Perspectiva del mercado

Global equities finished down last week as a hotter-than-anticipated U.S. Consumer Price Index (CPI) reading dimmed hopes of multiple interest rate cuts from the Federal Reserve (Fed) this year. Both the “supercore” CPI (which excludes food, energy and housing) and the trimmed-mean CPI accelerated on a year-over-year basis, marking the first time the trimmed-mean CPI increased since 2022. Volatility resumed on Friday over concerns about a broader conflict in the Middle East. Consequently, in a flight to safety, the 10-year U.S. Treasury yield experienced its largest daily decrease since the end of January.

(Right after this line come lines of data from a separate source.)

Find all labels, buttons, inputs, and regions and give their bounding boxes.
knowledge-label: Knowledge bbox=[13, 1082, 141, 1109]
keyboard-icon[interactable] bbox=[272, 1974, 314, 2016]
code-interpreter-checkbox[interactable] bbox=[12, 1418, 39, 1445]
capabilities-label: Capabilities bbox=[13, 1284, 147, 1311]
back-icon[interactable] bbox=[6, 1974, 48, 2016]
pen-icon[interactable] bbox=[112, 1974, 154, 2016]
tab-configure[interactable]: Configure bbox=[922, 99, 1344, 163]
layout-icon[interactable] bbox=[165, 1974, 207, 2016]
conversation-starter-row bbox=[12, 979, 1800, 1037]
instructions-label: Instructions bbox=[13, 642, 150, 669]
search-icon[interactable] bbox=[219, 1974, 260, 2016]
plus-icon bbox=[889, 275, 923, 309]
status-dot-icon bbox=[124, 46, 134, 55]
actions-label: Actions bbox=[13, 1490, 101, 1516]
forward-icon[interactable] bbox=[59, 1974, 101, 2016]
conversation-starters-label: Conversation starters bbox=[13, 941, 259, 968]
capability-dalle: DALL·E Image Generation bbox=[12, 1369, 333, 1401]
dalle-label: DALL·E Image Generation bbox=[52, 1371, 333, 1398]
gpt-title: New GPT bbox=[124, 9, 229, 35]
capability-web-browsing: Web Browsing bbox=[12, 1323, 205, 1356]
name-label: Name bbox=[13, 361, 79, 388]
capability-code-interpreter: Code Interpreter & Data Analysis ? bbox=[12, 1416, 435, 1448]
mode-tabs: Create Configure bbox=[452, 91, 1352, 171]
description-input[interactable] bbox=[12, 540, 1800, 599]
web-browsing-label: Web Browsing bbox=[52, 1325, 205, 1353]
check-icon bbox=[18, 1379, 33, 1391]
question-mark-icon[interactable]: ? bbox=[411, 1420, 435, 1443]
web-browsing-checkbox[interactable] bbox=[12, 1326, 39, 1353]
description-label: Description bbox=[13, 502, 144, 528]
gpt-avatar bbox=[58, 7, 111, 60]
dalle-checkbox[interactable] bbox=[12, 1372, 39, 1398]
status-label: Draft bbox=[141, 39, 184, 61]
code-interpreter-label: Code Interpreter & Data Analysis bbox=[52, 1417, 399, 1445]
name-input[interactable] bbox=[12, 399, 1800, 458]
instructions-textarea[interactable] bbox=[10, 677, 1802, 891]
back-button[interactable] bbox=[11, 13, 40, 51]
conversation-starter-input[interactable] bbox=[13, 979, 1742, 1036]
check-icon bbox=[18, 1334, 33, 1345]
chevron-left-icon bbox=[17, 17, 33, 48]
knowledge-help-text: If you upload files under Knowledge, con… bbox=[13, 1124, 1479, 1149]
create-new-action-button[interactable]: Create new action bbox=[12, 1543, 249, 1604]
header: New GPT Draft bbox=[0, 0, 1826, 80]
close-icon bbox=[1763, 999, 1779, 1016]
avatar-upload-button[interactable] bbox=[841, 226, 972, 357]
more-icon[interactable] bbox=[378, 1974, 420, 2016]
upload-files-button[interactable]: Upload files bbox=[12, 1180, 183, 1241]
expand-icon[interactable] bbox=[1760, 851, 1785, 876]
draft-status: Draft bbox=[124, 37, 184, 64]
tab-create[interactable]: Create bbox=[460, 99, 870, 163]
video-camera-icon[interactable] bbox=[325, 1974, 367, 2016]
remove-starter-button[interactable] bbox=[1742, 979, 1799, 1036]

The culmination of macro events led the U.S. dollar to the highest level since November, and the MSCI World ex USA Index fell below its 50-day moving average for the first time since November as well. Earnings season kicked off last week, led by several of the largest firms in the Financial sector. While results largely beat consensus expectations, guidance on metrics such as net interest income, disappointed investors.

Gráfico de la semana

After Wednesday’s CPI upside surprise, investor expectations for multiple rate cuts rapidly changed. Consensus now expects two cuts, versus three at the start of last week.

We maintain that the Fed will be challenged to bring inflation down to its 2% target as personal consumption remains robust.

As interest rates stay higher for longer, we continue to emphasize quality allocations in portfolios.